1. OS DOGMAS CRISTÃOS NÃO SÃO verdades de difícil compreensão, na área da doutrina ou da moral, determinadas pela autoridade máxima da Igreja, que devem ser acolhidas cegamente, sem questionamentos.
2. Na Igreja OS DOGMAS SÃO IMPORTANTES, porque ajudam os cristãos a se manterem fiéis na fé genuína do cristianismo. “Os dogmas são como placas que indicam o caminho de nossa fé. Foram criados para ajudar a gente a se manter no rumo do Santuário vivo, que é Jesus” (CNBB. Com Maria, Rumo ao Novo Milênio. pág. 81). “O dogma nasce na Igreja, que acolhe a Palavra de Deus, aprofunda e evolui na compreensão do dado revelado”.
3. A REVELAÇÃO DE DEUS CHEGOU A SEU PONTO MÁXIMO EM JESUS CRISTO. Já não há mais novos livros revelados a serem escritos ou novas verdades divinas a serem comunicadas.

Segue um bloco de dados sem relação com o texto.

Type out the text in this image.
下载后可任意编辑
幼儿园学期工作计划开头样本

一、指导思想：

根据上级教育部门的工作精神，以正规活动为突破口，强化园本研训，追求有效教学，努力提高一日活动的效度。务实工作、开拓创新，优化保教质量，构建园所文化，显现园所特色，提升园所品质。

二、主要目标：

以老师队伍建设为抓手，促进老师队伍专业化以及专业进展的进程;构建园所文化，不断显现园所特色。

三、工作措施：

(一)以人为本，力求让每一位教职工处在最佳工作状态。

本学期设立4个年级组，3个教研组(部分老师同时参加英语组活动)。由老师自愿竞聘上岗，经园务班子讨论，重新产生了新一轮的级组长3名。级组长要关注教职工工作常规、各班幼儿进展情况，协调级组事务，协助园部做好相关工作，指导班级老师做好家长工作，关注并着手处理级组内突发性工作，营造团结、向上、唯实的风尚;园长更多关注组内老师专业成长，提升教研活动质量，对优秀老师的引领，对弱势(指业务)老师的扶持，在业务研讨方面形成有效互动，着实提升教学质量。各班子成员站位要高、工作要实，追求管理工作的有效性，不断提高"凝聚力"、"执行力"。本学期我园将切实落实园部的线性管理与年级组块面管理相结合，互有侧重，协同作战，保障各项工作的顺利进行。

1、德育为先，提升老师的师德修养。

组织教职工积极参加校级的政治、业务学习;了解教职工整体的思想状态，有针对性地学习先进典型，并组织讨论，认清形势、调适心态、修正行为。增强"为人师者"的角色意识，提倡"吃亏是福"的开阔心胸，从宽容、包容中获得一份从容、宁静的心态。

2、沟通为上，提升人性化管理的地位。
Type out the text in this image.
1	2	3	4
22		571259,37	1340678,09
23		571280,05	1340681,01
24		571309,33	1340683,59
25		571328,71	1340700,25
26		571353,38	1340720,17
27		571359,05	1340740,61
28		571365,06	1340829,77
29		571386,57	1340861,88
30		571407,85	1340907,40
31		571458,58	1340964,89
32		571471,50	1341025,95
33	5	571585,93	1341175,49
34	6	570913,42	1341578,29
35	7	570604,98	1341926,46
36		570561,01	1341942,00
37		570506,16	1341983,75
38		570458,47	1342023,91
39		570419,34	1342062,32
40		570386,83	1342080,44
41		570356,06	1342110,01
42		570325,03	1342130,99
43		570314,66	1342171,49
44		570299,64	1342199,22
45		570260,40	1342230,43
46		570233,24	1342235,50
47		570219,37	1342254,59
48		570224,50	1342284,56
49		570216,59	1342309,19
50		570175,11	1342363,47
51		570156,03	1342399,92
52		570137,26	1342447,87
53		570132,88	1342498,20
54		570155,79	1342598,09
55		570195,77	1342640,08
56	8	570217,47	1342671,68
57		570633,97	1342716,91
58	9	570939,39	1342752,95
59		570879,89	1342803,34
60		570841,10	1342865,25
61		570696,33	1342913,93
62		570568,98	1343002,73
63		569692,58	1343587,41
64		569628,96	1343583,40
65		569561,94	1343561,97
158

Jesus, porém, nos deixou O ESPÍRITO, QUE NOS CONDUZ À VERDADE PLENA. O Espírito recorda o que Jesus nos disse e nos ajuda a compreender com MAIS PROFUNDIDADE A REVELAÇÃO DIVINA E A VERDADE DE NOSSA FÉ (Jo 16, 12-13). Portanto, a interpretação da revelação continua aberta.
4. A Igreja, no correr dos seus quase dois mil anos de existência, assemelha-se a um grande rio, no qual as águas da única fonte, que é a Bíblia, vão se enriquecendo com a Tradição. Cabe ao magistério, os bispos unidos ao papa, REGULAR ESSE PROCESSO DE INTERPRETAÇÃO E EVOLUÇÃO, que as comunidades produzem no correr de sua história em diferentes épocas e culturas.
5. O TERMO “DOGMA” PROVÉM DA LÍNGUA GREGA, “DÓGMA”, QUE SIGNIFICA “OPINIÃO” E “DECISÃO”. No Novo Testamento, é empregado no sentido de decisão comum sobre uma questão, tomada pelos apóstolos (cf. At 15,28). Os Padres da Igreja, antigos escritores eclesiásticos, usavam dogma para designar o conjunto dos ensinamentos e das normas de Jesus e também uma decisão da Igreja. Paulatinamente, a Igreja, com o auxílio dos teólogos e pensadores cristãos, precisou e esclareceu o sentido do dogma.
6. Na linguagem atual do Magistério e da Teologia, O ‘DOGMA’ É UMA DOUTRINA na qual a Igreja, quer com um juízo solene, quer mediante o magistério ordinário e universal, propõe de maneira definitiva uma verdade revelada, em uma forma que obriga o povo cristão em sua totalidade, de modo que sua negação é repelida como heresia e estigmatizada com anátema.
7. Definidos pelo magistério da Igreja de maneira clara e definitiva, os dogmas são verdades de fé, contidas na Bíblia e na Tradição.

OS DOGMAS MARIANOS

a) OS DOGMAS MARIANOS FORAM CONQUISTAS HISTÓRICAS E TEOLÓGICAS DO CRISTIANISMO e fazem parte do patrimônio e da doutrina da Igreja, brotaram do senso sobrenatural dos fiéis, foram formulados pela Igreja, possuem seu fundamento na Sagrada Escritura, revelam a fé mariana dos cristãos vivida na liturgia e na devoção.
b) OS DOGMAS MARIANOS são um sinal da presença do Espírito que conduz a Igreja no aprofundamento da verdade de fé acerca do significado da pessoa e missão da Virgem Maria Mãe do Senhor na História da Salvação.
c) A Igreja possui quatro dogmas que afirmam verdades de fé acerca de Maria: Maternidade Divina, Virgindade Perpétua, Imaculada Conceição e Assunção aos Céus.
d) Esses dogmas constituem VERDADES QUE OS CRISTÃOS ACEITAM, APROFUNDAM, PROCLAMAM E VIVENCIAM na comunidade de fé ouvindo a Palavra, interpretando os sinais da história, abertos à inspiração do Espírito e celebrando a ação salvífica de Deus em Maria de Nazaré.
e) A fé da Igreja na MATERNIDADE DIVINA E NA VIRGINDADE DE MARIA está ligada à fé em Jesus Cristo, Filho de Deus encarnado e foi definida nos primeiros séculos do cristianismo (séc. V-VI). Os DOIS DOGMAS MARIANOS MODERNOS (sécs. XIX e XX), Imaculada Conceição e Assunção, fundam-se na dignidade e no significado da Virgem Mãe de Deus.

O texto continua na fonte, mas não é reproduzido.